In [51]:
class CausalAttention(nn.Module):
  def __init__(self, d_in, d_out,context_length, dropout, qkv_bias=False):
    super().__init__()
    self.d_out = d_out
    self.W_query = nn.Linear(d_in, d_out, bias=qkv_bias)
    self.W_key = nn.Linear(d_in, d_out, bias=qkv_bias)
    self.W_value = nn.Linear(d_in, d_out, bias=qkv_bias)
    self.dropout = nn.Dropout(dropout)
    self.register_buffer('mask', torch.triu(torch.ones(context_length, context_length), diagonal=1))

  def forward(self, x):
    b, num_tokens, d_in = x.shape # New batch of dimension b
    queries = self.W_query(x)
    keys = self.W_key(x)
    values = self.W_value(x)

    attn_scores = queries @ keys.transpose(1,2)
    attn_scores = attn_scores.masked_fill(self.mask.bool()[:num_tokens, :num_tokens], -torch.inf)
    attn_weights = torch.softmax(attn_scores / keys.shape[-1]**0.5, dim=-1)
    attn_weights = self.dropout(attn_weights)
    context_vector = attn_weights @ values

    return context_vector

In [52]:
print(d_in)

3


In [53]:
print(d_out)

2


In [54]:
torch.manual_seed(123)
context_length = batch.shape[1]
ca = CausalAttention(d_in, d_out, context_length, dropout=0.0)
context_vecs = ca(batch)
print(context_vecs.shape)

torch.Size([2, 6, 2])


In [55]:
print(context_vecs)

tensor([[[-0.4519,  0.2216],
         [-0.5874,  0.0058],
         [-0.6300, -0.0632],
         [-0.5675, -0.0843],
         [-0.5526, -0.0981],
         [-0.5299, -0.1081]],

        [[-0.4519,  0.2216],
         [-0.5874,  0.0058],
         [-0.6300, -0.0632],
         [-0.5675, -0.0843],
         [-0.5526, -0.0981],
         [-0.5299, -0.1081]]], grad_fn=<UnsafeViewBackward0>)


# Multi-Head Attention

In multi head attention, we run each heads in parallel and combine them for final output context vector.

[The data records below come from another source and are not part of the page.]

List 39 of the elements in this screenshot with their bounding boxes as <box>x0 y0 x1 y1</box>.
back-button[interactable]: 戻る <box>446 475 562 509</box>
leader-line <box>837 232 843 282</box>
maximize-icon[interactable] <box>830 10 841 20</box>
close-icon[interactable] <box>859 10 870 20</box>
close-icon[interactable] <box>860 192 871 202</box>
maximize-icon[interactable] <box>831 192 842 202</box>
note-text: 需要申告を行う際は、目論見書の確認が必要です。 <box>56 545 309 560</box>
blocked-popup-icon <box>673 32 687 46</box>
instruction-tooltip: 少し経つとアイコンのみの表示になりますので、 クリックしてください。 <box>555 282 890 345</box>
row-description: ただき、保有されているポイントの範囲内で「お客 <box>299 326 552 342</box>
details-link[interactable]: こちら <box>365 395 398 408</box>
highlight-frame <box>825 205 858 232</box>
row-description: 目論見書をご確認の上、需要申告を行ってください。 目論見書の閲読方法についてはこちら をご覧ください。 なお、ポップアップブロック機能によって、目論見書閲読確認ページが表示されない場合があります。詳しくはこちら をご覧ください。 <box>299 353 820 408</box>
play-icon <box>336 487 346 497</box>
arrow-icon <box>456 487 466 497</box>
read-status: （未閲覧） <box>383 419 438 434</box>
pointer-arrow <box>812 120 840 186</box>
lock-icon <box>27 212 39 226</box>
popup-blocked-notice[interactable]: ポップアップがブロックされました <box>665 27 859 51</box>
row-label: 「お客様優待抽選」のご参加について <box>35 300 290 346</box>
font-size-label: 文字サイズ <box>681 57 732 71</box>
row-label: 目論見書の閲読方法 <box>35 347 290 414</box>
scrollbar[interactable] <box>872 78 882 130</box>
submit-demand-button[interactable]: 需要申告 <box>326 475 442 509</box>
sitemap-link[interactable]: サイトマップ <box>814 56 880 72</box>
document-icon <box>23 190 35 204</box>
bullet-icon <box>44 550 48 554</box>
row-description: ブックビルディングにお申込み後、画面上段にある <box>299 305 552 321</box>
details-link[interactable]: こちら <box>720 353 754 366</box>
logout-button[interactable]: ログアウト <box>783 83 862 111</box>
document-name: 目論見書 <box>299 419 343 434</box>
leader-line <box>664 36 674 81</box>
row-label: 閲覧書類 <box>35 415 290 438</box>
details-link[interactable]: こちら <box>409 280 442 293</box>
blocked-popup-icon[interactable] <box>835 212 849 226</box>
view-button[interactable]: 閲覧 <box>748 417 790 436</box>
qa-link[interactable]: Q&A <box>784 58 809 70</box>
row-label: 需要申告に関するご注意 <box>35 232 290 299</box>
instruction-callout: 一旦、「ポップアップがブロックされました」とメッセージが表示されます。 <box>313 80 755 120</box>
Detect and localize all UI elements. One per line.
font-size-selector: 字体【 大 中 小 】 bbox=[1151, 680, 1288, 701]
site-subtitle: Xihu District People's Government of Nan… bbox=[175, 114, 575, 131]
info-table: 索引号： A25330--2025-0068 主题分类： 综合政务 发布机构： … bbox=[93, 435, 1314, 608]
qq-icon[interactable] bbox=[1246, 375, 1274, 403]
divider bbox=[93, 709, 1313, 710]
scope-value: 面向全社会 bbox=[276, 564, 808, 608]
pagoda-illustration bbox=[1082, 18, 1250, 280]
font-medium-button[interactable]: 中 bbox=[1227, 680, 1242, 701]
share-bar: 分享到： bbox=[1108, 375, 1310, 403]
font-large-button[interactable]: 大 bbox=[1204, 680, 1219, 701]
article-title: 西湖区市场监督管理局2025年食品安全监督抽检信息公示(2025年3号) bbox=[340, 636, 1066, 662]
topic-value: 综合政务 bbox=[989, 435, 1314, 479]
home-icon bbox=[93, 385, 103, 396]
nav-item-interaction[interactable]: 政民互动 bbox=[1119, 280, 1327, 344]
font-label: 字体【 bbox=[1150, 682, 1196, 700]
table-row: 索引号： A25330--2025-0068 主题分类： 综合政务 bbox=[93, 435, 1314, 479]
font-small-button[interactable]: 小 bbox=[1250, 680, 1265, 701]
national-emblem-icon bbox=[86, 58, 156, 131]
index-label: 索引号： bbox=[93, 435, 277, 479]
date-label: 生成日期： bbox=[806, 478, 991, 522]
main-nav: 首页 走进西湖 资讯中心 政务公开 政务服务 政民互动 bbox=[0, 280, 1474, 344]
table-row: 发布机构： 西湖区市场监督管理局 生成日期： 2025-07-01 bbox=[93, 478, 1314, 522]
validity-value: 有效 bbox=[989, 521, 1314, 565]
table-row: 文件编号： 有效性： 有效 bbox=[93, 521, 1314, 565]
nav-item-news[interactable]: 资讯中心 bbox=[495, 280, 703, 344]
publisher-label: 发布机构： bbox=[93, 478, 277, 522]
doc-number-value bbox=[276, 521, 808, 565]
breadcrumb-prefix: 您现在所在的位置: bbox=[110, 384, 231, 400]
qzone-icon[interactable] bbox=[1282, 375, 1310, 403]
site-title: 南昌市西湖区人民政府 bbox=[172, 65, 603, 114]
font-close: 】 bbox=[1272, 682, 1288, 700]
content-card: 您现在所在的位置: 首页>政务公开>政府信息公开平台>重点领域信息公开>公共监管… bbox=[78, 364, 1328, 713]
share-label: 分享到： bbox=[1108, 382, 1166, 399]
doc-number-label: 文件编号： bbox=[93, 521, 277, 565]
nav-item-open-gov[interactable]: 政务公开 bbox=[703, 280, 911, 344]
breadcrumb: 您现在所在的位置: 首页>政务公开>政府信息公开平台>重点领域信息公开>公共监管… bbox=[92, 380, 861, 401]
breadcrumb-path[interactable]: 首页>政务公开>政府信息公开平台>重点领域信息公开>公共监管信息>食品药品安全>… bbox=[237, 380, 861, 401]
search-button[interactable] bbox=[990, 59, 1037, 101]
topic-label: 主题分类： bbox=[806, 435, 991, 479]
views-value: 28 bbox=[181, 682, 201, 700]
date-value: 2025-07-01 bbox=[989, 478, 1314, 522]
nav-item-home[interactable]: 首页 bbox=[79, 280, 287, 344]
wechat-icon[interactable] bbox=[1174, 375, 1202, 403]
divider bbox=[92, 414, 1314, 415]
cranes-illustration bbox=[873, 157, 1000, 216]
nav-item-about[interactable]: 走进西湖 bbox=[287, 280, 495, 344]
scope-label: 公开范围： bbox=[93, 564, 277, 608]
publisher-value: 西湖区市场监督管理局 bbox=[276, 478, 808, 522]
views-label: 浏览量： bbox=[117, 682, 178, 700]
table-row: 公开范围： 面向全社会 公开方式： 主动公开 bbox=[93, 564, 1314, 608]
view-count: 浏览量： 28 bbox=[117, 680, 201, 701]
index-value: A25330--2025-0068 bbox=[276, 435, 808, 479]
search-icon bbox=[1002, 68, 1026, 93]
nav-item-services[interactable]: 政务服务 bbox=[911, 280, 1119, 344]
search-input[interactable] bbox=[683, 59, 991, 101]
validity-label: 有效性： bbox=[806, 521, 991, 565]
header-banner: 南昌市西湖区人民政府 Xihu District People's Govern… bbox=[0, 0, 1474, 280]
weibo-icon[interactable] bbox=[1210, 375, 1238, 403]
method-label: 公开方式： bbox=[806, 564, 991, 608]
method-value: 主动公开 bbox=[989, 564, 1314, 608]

In causal attention, we used one key, query and value (i.e. single head)
If we use multiple key,query,value for same inputs and combine all the output context vectors from each to give final context vector, then it is known as multi head attention.


In [58]:
# when we use multiple instances of causal attention, we create multi head attention
class MultiHeadAttentionWrapper(nn.Module):
  def __init__(self, d_in, d_out, num_heads, context_length, dropout, qkv_bias=False):
    super().__init__()
    # create instance of causal attention class as per num_heads
    self.heads = nn.ModuleList(
        [CausalAttention(d_in, d_out, context_length, dropout, qkv_bias) for _ in range(num_heads)]
    )

  def forward(self, x):
    # concat all the instance
    return torch.cat([head(x) for head in self.heads], dim=-1)

In [59]:
inputs = torch.tensor(
    [[0.43,0.15,0.89], # Your (x^1)
     [0.55,0.87,0.66], # journey (x^2)
     [0.57,0.85,0.64], # starts (x^3)
     [0.22,0.58,0.33], # with (x^4)
     [0.77,0.25,0.10], # one (x^6)
     [0.05,0.80,0.55]] # step (x^7)
    )
batch = torch.stack((inputs,inputs), dim=0)
print(batch.shape)


torch.Size([2, 6, 3])


In [62]:
# suppose we have 2 num_heads and each head gives output as 2 dimensional context,
# then final combination of 2 and 2 will produce 4 dimensional context matrix.

context_length = batch.shape[1] # no. of tokens = 6
d_in, d_out = 3,2
mha = MultiHeadAttentionWrapper(d_in, d_out, num_heads=2, context_length=context_length, dropout=0.0)
context_vecs = mha(batch)
print(context_vecs.shape)
print(context_vecs)

torch.Size([2, 6, 4])
tensor([[[-0.1471,  0.4106,  0.4675, -0.2793],
         [-0.2493,  0.3548,  0.4651, -0.0590],
         [-0.2782,  0.3323,  0.4578,  0.0089],
         [-0.2636,  0.2932,  0.4108,  0.0479],
         [-0.2197,  0.2186,  0.3167,  0.0217],
         [-0.2420,  0.2433,  0.3495,  0.0638]],

        [[-0.1471,  0.4106,  0.4675, -0.2793],
         [-0.2493,  0.3548,  0.4651, -0.0590],
         [-0.2782,  0.3323,  0.4578,  0.0089],
         [-0.2636,  0.2932,  0.4108,  0.0479],
         [-0.2197,  0.2186,  0.3167,  0.0217],
         [-0.2420,  0.2433,  0.3495,  0.0638]]], grad_fn=<CatBackward0>)


Now, the problem here is we are calculating each instance one by one and combining, which is highly inefficient. We can solve this with parallel computation of heads.

Computing simultaneously the output of all heads by matrix multiplication.